A l'inverse, la morale devient une religion chez celui qui sent fortement la morale, sans avoir, du reste, de la religion. L'homme qui se croit obligé, qui est et qui veut être esclave de sa conscience, qui a le scrupuleux respect du devoir, qui s'y sacrifie; c'est un homme qui obéit à un Dieu, à un Dieu intérieur, mais à un Dieu; à un Dieu qu'il n'extériorise pas, mais à un Dieu. Il obéit à quelque chose qui n'exerce pas de contrainte physique; il obéit à quelque chose de spirituel, il obéit, sans autre raison que la vénération dont il est rempli à l'égard de cela, à quelque chose de mystique qui ne dit point ses raisons et qui s'impose.

Ce quelque chose qu'est-ce donc, sinon un Dieu? Cet homme est parfaitement en état religieux. Se sentir obligé, c'est adorer. L'impératif catégorique de Kant, la conscience, le devoir, sont des dieux.

Il ne s'en faut que de rien; à savoir il ne s'en faut que d'une métaphore. Impératif, conscience, devoir, sont des dieux sur lesquels n'a point passé l'opération métaphorique qui d'une idée fait un être. Ce sont des dieux, on pourrait même dire, qui n'ont pas été dégradés par une matérialisation que l'on peut juger grossière ou enfantine. A cela près, et c'est-à-dire à rien près, ce sont des dieux. Il n'y a pas d'homme plus religieux que l'homme qui, sans religion, est passionné de morale.

– Mais il peut y avoir une morale sans obligation, et, dans ce cas, point d'assimilation possible entre moralité et religion, et la morale sans obligation ne peut pas devenir une religion. Le raisonnement est juste; mais c'est précisément qu'il puisse y avoir une morale sans idée d'obligation que je ne crois point. J'espère le démontrer un jour et que la morale sans obligation est un pur rien, parce qu'elle n'a aucune force et que la théorie de la morale sans obligation n'est qu'un détour prudent ou une illusion honnête de ceux qui n'ont pas osé nier tout simplement la morale et l'attaquer de front; mais c'est une démonstration que je n'ai pas à faire pour le moment, ne voulant que montrer que jusqu'à présent l'humanité n'a pas trouvé le moyen d'être religieuse sans être en même temps morale, ni d'être morale sans être en même temps religieuse; ne voulant que montrer que la religion se métamorphose en morale et la morale en religion, l'une et l'autre comme naturellement; ne voulant que montrer qu'il y a eu jusqu'à présent entre elles des liens intimes de création réciproque et de substitution et même d'identité, sinon primitive, du moins acquise; ne voulant que montrer enfin que qui veut détruire l'une doit s'attacher à détruire les deux.

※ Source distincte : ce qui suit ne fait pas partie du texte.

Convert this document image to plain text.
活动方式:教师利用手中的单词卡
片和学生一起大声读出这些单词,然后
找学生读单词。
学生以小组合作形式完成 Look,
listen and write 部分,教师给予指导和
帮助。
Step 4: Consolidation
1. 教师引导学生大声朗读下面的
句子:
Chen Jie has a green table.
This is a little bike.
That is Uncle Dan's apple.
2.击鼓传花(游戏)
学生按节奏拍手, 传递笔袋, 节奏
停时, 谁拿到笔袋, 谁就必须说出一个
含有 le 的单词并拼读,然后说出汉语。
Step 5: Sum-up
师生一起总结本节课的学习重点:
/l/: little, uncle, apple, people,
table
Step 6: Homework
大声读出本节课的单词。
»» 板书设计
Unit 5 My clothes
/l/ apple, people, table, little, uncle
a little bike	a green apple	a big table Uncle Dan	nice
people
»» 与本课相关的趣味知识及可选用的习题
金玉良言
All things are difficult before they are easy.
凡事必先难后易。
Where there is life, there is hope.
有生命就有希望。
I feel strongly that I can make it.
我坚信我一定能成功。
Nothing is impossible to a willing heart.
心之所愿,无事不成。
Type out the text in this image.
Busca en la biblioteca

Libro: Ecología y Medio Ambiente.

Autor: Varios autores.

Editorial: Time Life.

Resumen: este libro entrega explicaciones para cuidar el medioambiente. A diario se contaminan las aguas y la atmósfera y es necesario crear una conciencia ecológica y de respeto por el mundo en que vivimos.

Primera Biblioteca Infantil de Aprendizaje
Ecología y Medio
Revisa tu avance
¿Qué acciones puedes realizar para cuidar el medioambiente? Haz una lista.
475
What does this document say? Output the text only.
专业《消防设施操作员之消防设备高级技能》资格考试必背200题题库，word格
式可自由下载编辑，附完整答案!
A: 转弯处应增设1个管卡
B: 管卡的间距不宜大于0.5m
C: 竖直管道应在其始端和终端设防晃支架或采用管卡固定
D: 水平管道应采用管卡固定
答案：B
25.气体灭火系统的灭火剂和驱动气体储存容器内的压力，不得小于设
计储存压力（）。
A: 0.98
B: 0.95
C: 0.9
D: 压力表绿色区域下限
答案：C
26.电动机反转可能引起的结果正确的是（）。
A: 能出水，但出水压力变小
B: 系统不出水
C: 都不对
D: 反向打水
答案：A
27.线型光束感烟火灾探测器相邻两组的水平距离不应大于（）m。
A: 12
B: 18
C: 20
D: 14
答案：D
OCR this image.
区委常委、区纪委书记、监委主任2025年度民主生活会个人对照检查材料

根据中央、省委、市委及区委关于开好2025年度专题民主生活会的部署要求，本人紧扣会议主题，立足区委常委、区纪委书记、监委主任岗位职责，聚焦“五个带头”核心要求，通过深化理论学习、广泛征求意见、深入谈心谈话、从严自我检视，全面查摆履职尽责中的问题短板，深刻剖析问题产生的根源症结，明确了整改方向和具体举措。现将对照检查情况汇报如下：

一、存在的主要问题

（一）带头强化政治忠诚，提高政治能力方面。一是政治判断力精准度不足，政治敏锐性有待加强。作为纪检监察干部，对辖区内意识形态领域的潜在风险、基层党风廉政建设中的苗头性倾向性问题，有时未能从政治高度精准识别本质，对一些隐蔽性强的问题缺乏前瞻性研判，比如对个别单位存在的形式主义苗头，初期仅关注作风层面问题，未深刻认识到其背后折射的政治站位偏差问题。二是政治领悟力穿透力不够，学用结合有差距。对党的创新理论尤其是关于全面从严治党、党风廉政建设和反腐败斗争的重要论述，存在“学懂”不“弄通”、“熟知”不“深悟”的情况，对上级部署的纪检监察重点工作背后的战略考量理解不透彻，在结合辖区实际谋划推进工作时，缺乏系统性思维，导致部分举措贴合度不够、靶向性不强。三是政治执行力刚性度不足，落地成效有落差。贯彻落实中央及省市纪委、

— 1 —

C'est ce que n'avaient fait, ni voulu faire, ni Montesquieu, ni Voltaire, ni Rousseau. C'est ce que, prudemment encore, obliquement le plus souvent, mais non sans adresse et non sans force, s'est attaché à faire Diderot. De tous ceux qui s'attelaient à l'œuvre anticléricale, c'est lui qui avait l'œil le plus juste.

Il a eu beaucoup d'influence, non pas au XVIIIe siècle, ses œuvres les plus athéistiques et immorales n'ayant du reste été connues qu'au XIXe; et d'autre part le XVIIIe siècle, comme la première moitié du XIXe, étant resté assez fermement «déiste»; mais il a eu une assez forte influence sur le XIXe siècle et particulièrement sur la génération qui est venue au jour vers 1850. Il s'est rencontré alors avec les athées et les immoralistes modernes dont il a semblé être le précurseur et dont, au fait, il avait prévu et devancé les idées et les démarches générales. On doit le compter parmi les plus importants facteurs de l'anticléricalisme contemporain.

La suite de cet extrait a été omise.